The feud between Baghdad and the Kurdistan enclave, which has run its own regional administration and armed forces since 1991, has escalated since the KRG began signing deals with oil majors like Exxon Mobil and Chevron.
Iraq’s government claims only it has the constitutional authority to export crude oil and sign deals, but Kurdistan says the constitution allows it to agree to contracts and ship oil independently of Baghdad.
Baghdad and Kurdistan late last year both sent troops to reinforce positions along their internal border in a major escalation of tensions between the two regions, but neither appeared to have the stomach for open conflict.
The KRG has given permission to Genel to truck exports directly from Kurdistan’s Taq Taq oilfield to Turkey, bypassing the federal pipeline system linking Kirkuk with the Turkish Mediterranean port of Ceyhan.
While the central government dismisses that as smuggling, the KRG said the barter with Turkey was making up part of Kurdistan’s entitlement to 17 percent of refined products since Baghdad was not supplying the full amount.
The regional government also rejected Luaibi’s suggestion that Baghdad might cut Kurdistan’s 17 percent allocation of the federal budget.
“The federal oil minister is stepping well beyond his remit in speaking about the federal budget, creating yet another smokescreen for the incompetency of his ministry and of the federal administration,” it said.

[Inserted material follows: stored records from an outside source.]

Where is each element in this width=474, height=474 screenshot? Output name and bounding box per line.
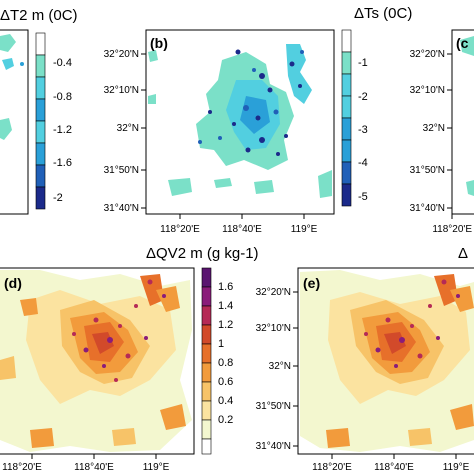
panel-d-colorbar-tick: 1.2 — [218, 319, 233, 331]
panel-c-y-tick: 32°20'N — [410, 49, 445, 60]
panel-c: (c 32°20'N 32°10'N 32°N 31°50'N 31°40'N … — [410, 29, 474, 235]
panel-c-yticks: 32°20'N 32°10'N 32°N 31°50'N 31°40'N — [410, 49, 452, 214]
panel-a-colorbar: -0.4 -0.8 -1.2 -1.6 -2 — [35, 32, 72, 210]
panel-a-colorbar-tick: -2 — [53, 192, 63, 204]
panel-e-title: Δ — [458, 245, 468, 262]
panel-b-xticks: 118°20'E 118°40'E 119°E — [160, 214, 318, 235]
panel-b-map — [145, 29, 335, 215]
panel-d-x-tick: 118°20'E — [2, 462, 42, 473]
panel-b-y-tick: 32°N — [117, 123, 139, 134]
panel-e-y-tick: 32°N — [269, 361, 291, 372]
panel-b-label: (b) — [150, 35, 168, 51]
panel-c-y-tick: 32°10'N — [410, 85, 445, 96]
panel-e-x-tick: 118°20'E — [312, 462, 352, 473]
panel-b-x-tick: 119°E — [291, 224, 318, 235]
panel-c-map — [451, 29, 474, 215]
panel-d-colorbar-tick: 1 — [218, 338, 224, 350]
panel-b-colorbar-tick: -1 — [358, 57, 368, 69]
panel-c-x-tick: 118°20'E — [432, 224, 472, 235]
panel-e-map — [297, 267, 474, 455]
panel-d-colorbar-tick: 0.8 — [218, 357, 233, 369]
panel-b-x-tick: 118°20'E — [160, 224, 200, 235]
panel-b: ΔTs (0C) — [104, 5, 413, 235]
panel-d-title: ΔQV2 m (g kg-1) — [146, 245, 259, 262]
panel-b-y-tick: 32°20'N — [104, 49, 139, 60]
panel-b-x-tick: 118°40'E — [222, 224, 262, 235]
panel-e-y-tick: 31°50'N — [256, 401, 291, 412]
panel-a-colorbar-tick: -0.8 — [53, 91, 72, 103]
panel-e-yticks: 32°20'N 32°10'N 32°N 31°50'N 31°40'N — [256, 287, 298, 452]
panel-e-xticks: 118°20'E 118°40'E 119°E — [312, 454, 470, 473]
panel-d-colorbar: 1.6 1.4 1.2 1 0.8 0.6 0.4 0.2 — [201, 267, 233, 455]
panel-e-y-tick: 32°10'N — [256, 323, 291, 334]
panel-a-colorbar-tick: -1.6 — [53, 157, 72, 169]
panel-b-y-tick: 31°40'N — [104, 203, 139, 214]
panel-e-x-tick: 119°E — [443, 462, 470, 473]
panel-d-label: (d) — [4, 275, 22, 291]
panel-b-colorbar-tick: -3 — [358, 124, 368, 136]
panel-b-colorbar-tick: -4 — [358, 157, 368, 169]
panel-a-map — [0, 29, 29, 215]
panel-d-x-tick: 119°E — [143, 462, 170, 473]
panel-c-label: (c — [456, 35, 469, 51]
panel-b-title: ΔTs (0C) — [354, 5, 412, 22]
panel-a-colorbar-tick: -0.4 — [53, 57, 72, 69]
panel-c-y-tick: 31°50'N — [410, 165, 445, 176]
panel-b-y-tick: 32°10'N — [104, 85, 139, 96]
panel-d-colorbar-tick: 0.6 — [218, 376, 233, 388]
panel-e-y-tick: 32°20'N — [256, 287, 291, 298]
panel-c-y-tick: 31°40'N — [410, 203, 445, 214]
panel-e: Δ — [256, 245, 474, 473]
panel-d-colorbar-tick: 0.2 — [218, 414, 233, 426]
panel-e-label: (e) — [303, 275, 320, 291]
panel-d-xticks: 118°20'E 118°40'E 119°E — [2, 454, 170, 473]
panel-d-colorbar-tick: 0.4 — [218, 395, 233, 407]
panel-e-hotspots — [364, 279, 460, 368]
panel-d-hotspots — [72, 279, 166, 382]
panel-b-colorbar-tick: -2 — [358, 91, 368, 103]
panel-c-y-tick: 32°N — [423, 123, 445, 134]
panel-a-colorbar-tick: -1.2 — [53, 124, 72, 136]
panel-b-hotspots — [198, 49, 304, 156]
panel-d-x-tick: 118°40'E — [74, 462, 114, 473]
panel-b-colorbar: -1 -2 -3 -4 -5 — [341, 29, 368, 207]
panel-a: ΔT2 m (0C) -0.4 -0.8 -1.2 -1.6 -2 — [0, 7, 78, 215]
panel-e-y-tick: 31°40'N — [256, 441, 291, 452]
panel-b-colorbar-tick: -5 — [358, 191, 368, 203]
panel-d-map — [0, 267, 195, 455]
panel-d-colorbar-tick: 1.4 — [218, 300, 233, 312]
panel-b-yticks: 32°20'N 32°10'N 32°N 31°50'N 31°40'N — [104, 49, 146, 214]
panel-e-x-tick: 118°40'E — [374, 462, 414, 473]
panel-a-title: ΔT2 m (0C) — [0, 7, 78, 24]
panel-d: ΔQV2 m (g kg-1) — [0, 245, 259, 473]
panel-d-colorbar-tick: 1.6 — [218, 281, 233, 293]
panel-c-xticks: 118°20'E — [432, 214, 472, 235]
panel-b-y-tick: 31°50'N — [104, 165, 139, 176]
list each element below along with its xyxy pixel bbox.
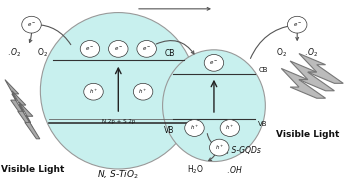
Polygon shape	[290, 61, 334, 91]
Text: N 2p + S 2p: N 2p + S 2p	[102, 119, 135, 124]
Polygon shape	[5, 80, 26, 116]
FancyArrowPatch shape	[296, 27, 299, 40]
FancyArrowPatch shape	[139, 7, 210, 10]
Ellipse shape	[185, 120, 204, 136]
Text: $h^+$: $h^+$	[190, 124, 199, 132]
Text: O$_2$: O$_2$	[276, 46, 287, 59]
Polygon shape	[12, 91, 33, 128]
Text: Visible Light: Visible Light	[276, 130, 339, 139]
Text: $h^+$: $h^+$	[214, 143, 224, 152]
Ellipse shape	[209, 139, 229, 156]
Ellipse shape	[137, 40, 156, 57]
Ellipse shape	[287, 16, 307, 33]
Polygon shape	[281, 68, 325, 98]
Text: $.OH$: $.OH$	[226, 164, 244, 175]
Ellipse shape	[22, 16, 41, 33]
Text: $.O_2$: $.O_2$	[7, 46, 21, 59]
Text: Visible Light: Visible Light	[1, 165, 65, 174]
Text: $e^-$: $e^-$	[292, 21, 302, 29]
Text: $h^+$: $h^+$	[89, 87, 98, 96]
Text: H$_2$O: H$_2$O	[187, 164, 204, 176]
Text: $e^-$: $e^-$	[142, 45, 151, 53]
FancyArrowPatch shape	[35, 23, 71, 45]
FancyArrowPatch shape	[29, 27, 32, 42]
Text: CB: CB	[164, 49, 175, 58]
Text: $e^-$: $e^-$	[114, 45, 123, 53]
Ellipse shape	[204, 54, 224, 71]
Ellipse shape	[163, 50, 265, 162]
FancyArrowPatch shape	[251, 24, 293, 58]
Text: $h^+$: $h^+$	[138, 87, 148, 96]
Polygon shape	[19, 102, 40, 139]
Text: $e^-$: $e^-$	[27, 21, 36, 29]
Ellipse shape	[80, 40, 100, 57]
Polygon shape	[299, 53, 343, 83]
Text: $e^-$: $e^-$	[209, 59, 218, 67]
Ellipse shape	[134, 83, 153, 100]
Text: $h^+$: $h^+$	[225, 124, 234, 132]
Text: VB: VB	[258, 121, 268, 127]
Ellipse shape	[84, 83, 103, 100]
Text: $e^-$: $e^-$	[85, 45, 95, 53]
Text: VB: VB	[164, 126, 175, 135]
Ellipse shape	[108, 40, 128, 57]
Text: N, S-GQDs: N, S-GQDs	[221, 146, 261, 155]
FancyArrowPatch shape	[209, 150, 218, 161]
Text: O$_2$: O$_2$	[37, 46, 48, 59]
Ellipse shape	[40, 12, 196, 169]
Ellipse shape	[220, 120, 240, 136]
Text: N, S-TiO$_2$: N, S-TiO$_2$	[97, 168, 139, 181]
FancyArrowPatch shape	[207, 134, 216, 146]
FancyArrowPatch shape	[156, 41, 194, 54]
Text: CB: CB	[258, 67, 268, 73]
Text: $.O_2$: $.O_2$	[304, 46, 319, 59]
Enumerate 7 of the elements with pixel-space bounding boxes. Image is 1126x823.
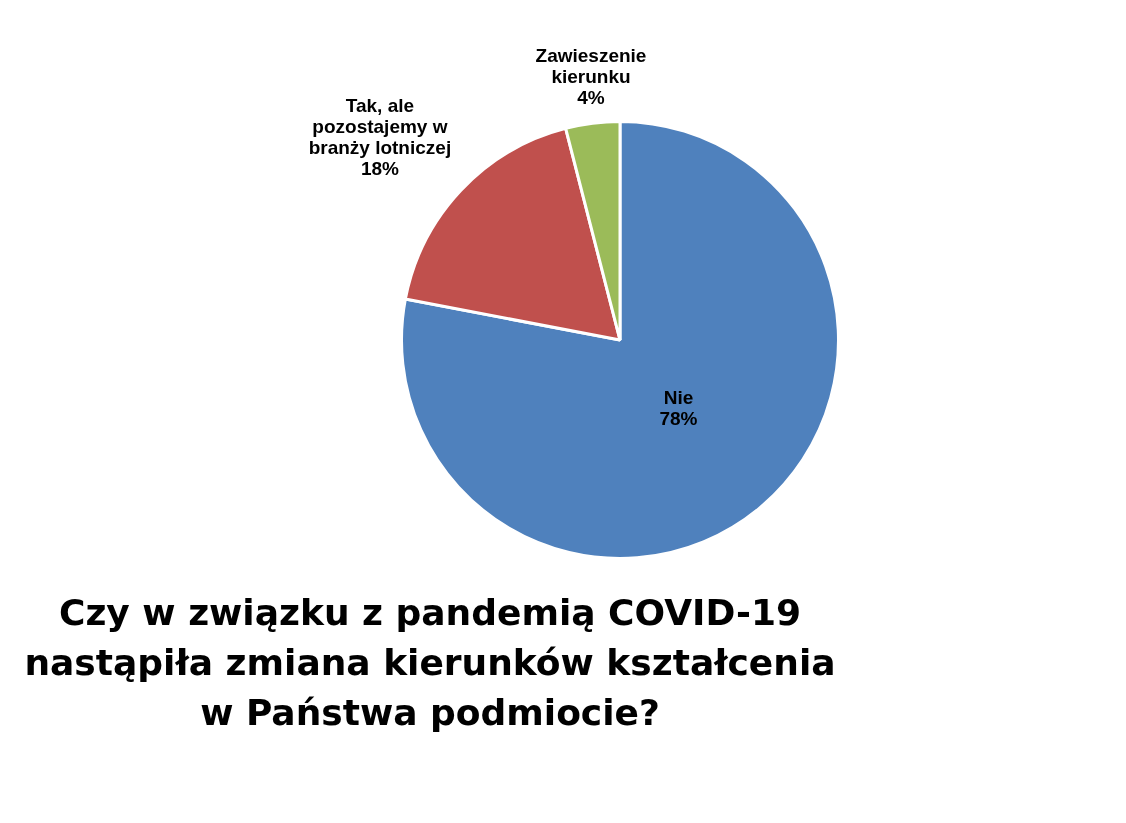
data-label: 4%	[577, 86, 605, 108]
slice-label: Tak, ale pozostajemy w branży lotniczej	[308, 95, 452, 159]
data-label: 18%	[360, 158, 400, 180]
slice-label: Zawieszenie kierunku	[535, 44, 647, 87]
text: Czy w związku z pandemią COVID-19 nastąpiła zmiana kierunków kształcenia w Państwa podmiocie?	[23, 591, 837, 735]
data-label: 78%	[659, 408, 698, 430]
slice-label: Nie	[663, 387, 694, 409]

The move to truck oil directly to Turkey came after Kurdistan exports were halted via the Baghdad-controlled Iraq-Turkey pipeline due to a dispute over central government payments to oil companies working in Kurdistan.
Baghdad has made one payment in 2012, but Iraqi officials said last month they would not pay firms a second installment because Kurdistan had failed to reach agreed production under a deal made in September.
The central government says Kurdistan is expected to provide 250,000 bpd to Iraq’s 2013 oil export target of 2.9 million bpd. In 2012, the KRG was to contribute 175,000 bpd to the federal budget, but handed an average of 61,000 bpd, Luaibi said.
“Had it not been for the federal government’s obstructionist policies, the Kurdistan Region could now be exporting 500,000 barrels per day or some $18 billion per year,” the KRG said.